A unique, stained glass front door leads to the grand entrance hall, its staircase sweeping past multipaned windows overlooking the garden. A newel post light depicting a woman in bronze is at the foot of the stairs.
Despite its extensive footprint, Burleigh Lodge can be a cosy home, with its formal diningroom and drawingroom. The drawingroom overlooks the gardens on three sides, most notably through a large bay window. Upstairs in this part of the house are four bedrooms and a family shower room with a separate loo. A glazed cloister-like corridor leads to what would have been staff quarters with a second staircase leading down to the kitchens. A further three bedrooms are in this part of the house.
Back downstairs, the diningroom opens through three sets of French doors to a fully glazed veranda, which runs the length of the house – one of the property’s most attractive and characteristic features. The veranda, with its multipane windows, links the main house to the ball or billiard room, passing along the way the rather grandly titled “vine house”. An inner hall leads to the kitchen, with its four-door Aga, a utility room and a pantry.

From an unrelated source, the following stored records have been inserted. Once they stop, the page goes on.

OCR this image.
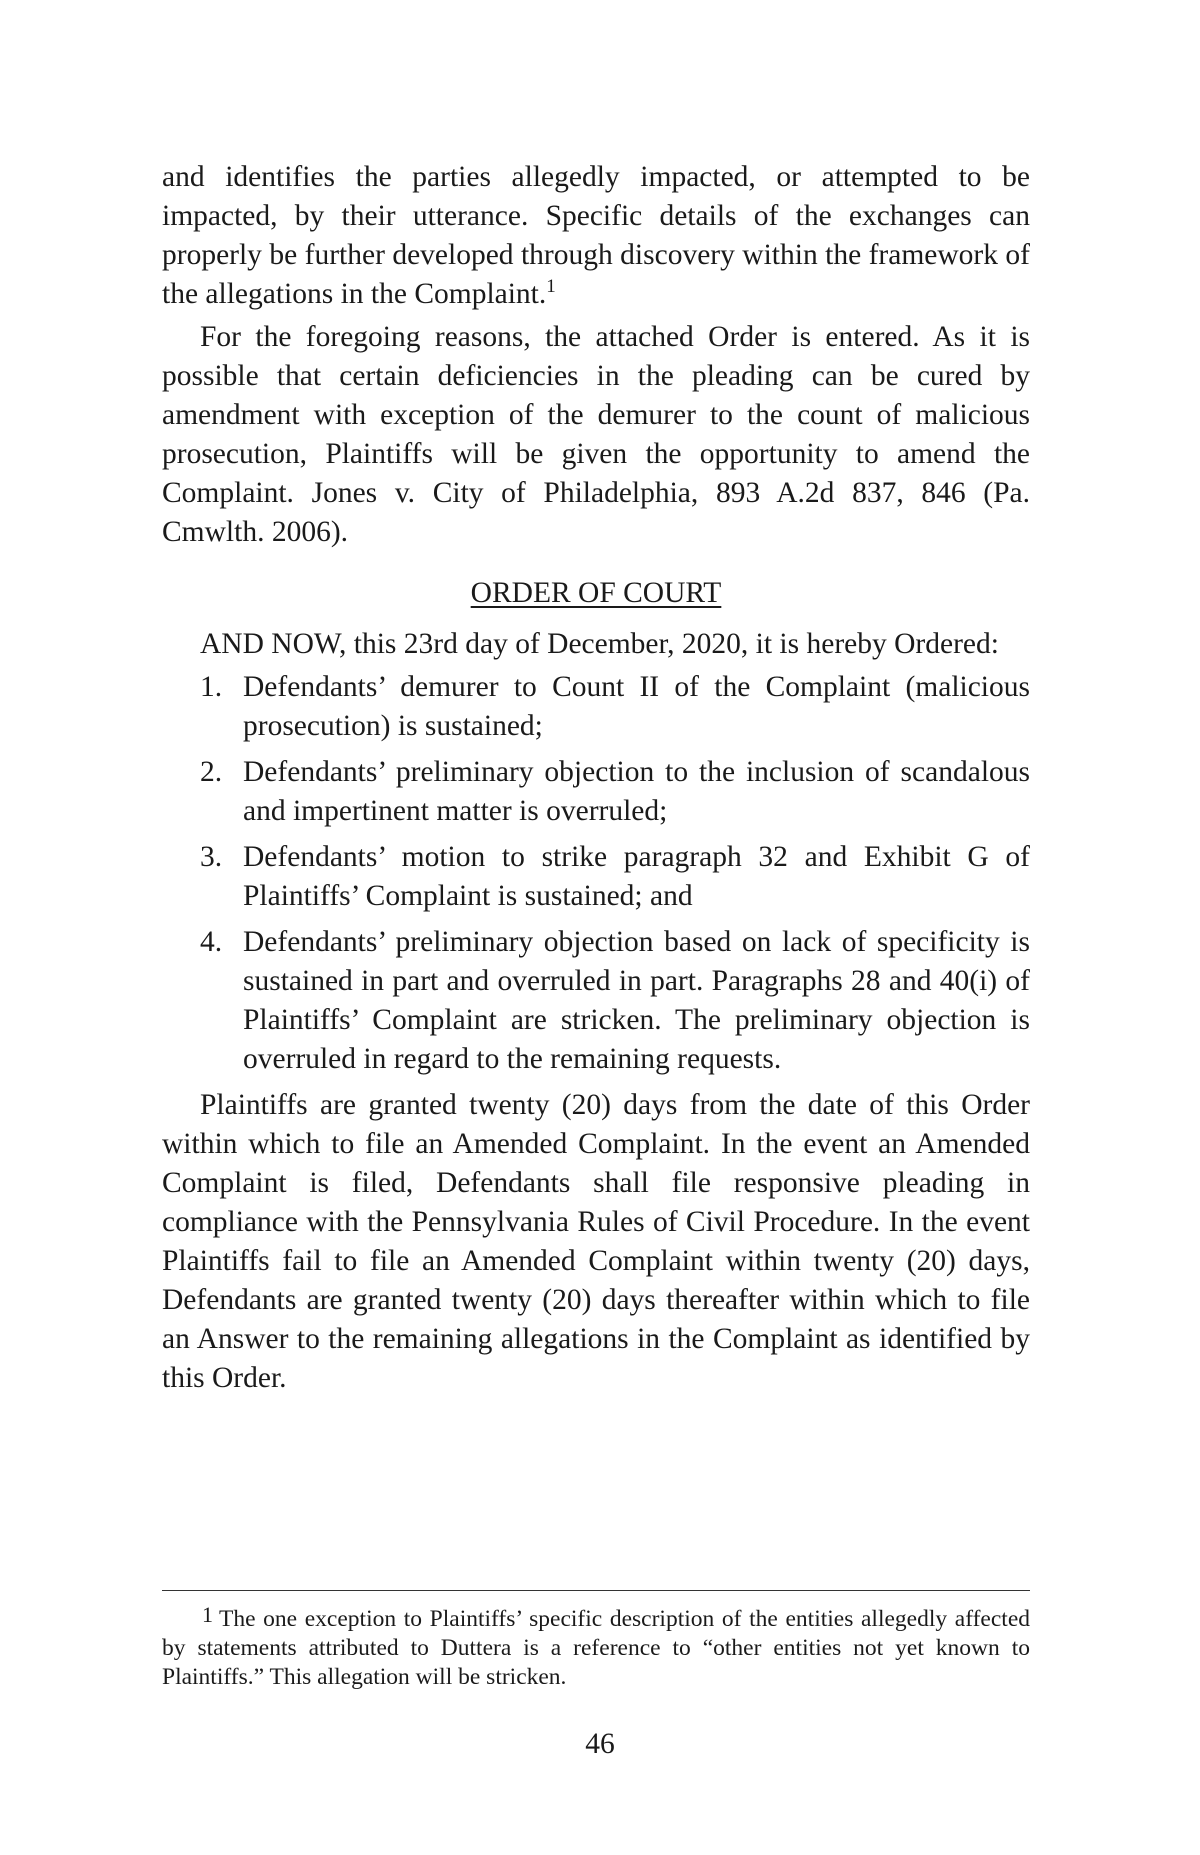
and identifies the parties allegedly impacted, or attempted to be impacted, by their utterance. Specific details of the exchanges can properly be further developed through discovery within the framework of the allegations in the Complaint.$^1$

For the foregoing reasons, the attached Order is entered. As it is possible that certain deficiencies in the pleading can be cured by amendment with exception of the demurer to the count of malicious prosecution, Plaintiffs will be given the opportunity to amend the Complaint. Jones v. City of Philadelphia, 893 A.2d 837, 846 (Pa. Cmwlth. 2006).

ORDER OF COURT

AND NOW, this 23rd day of December, 2020, it is hereby Ordered:

1. Defendants’ demurer to Count II of the Complaint (malicious prosecution) is sustained;
2. Defendants’ preliminary objection to the inclusion of scandalous and impertinent matter is overruled;
3. Defendants’ motion to strike paragraph 32 and Exhibit G of Plaintiffs’ Complaint is sustained; and
4. Defendants’ preliminary objection based on lack of specificity is sustained in part and overruled in part. Paragraphs 28 and 40(i) of Plaintiffs’ Complaint are stricken. The preliminary objection is overruled in regard to the remaining requests.

Plaintiffs are granted twenty (20) days from the date of this Order within which to file an Amended Complaint. In the event an Amended Complaint is filed, Defendants shall file responsive pleading in compliance with the Pennsylvania Rules of Civil Procedure. In the event Plaintiffs fail to file an Amended Complaint within twenty (20) days, Defendants are granted twenty (20) days thereafter within which to file an Answer to the remaining allegations in the Complaint as identified by this Order.

1 The one exception to Plaintiffs’ specific description of the entities allegedly affected by statements attributed to Duttera is a reference to “other entities not yet known to Plaintiffs.” This allegation will be stricken.
46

A door leads from a scullery to an enclosed yard with separate loo while a back hall leads to two of the three bedrooms in this part of the house. New owners may want to reorganise some of these rooms for the way families live today, creating perhaps a bigger kitchen and an informal dining area.
The gardens at Burleigh Lodge have been diligently looked after for more than 100 years. The current owners are in the hospitality business and entertained lavishly here. Tuxedo-clad waiters have walked the gardens, pouring prosecco cocktails on summer’s evenings. But the family has grown and moved now and it is time for a new family to make their own memories at Burleigh Lodge.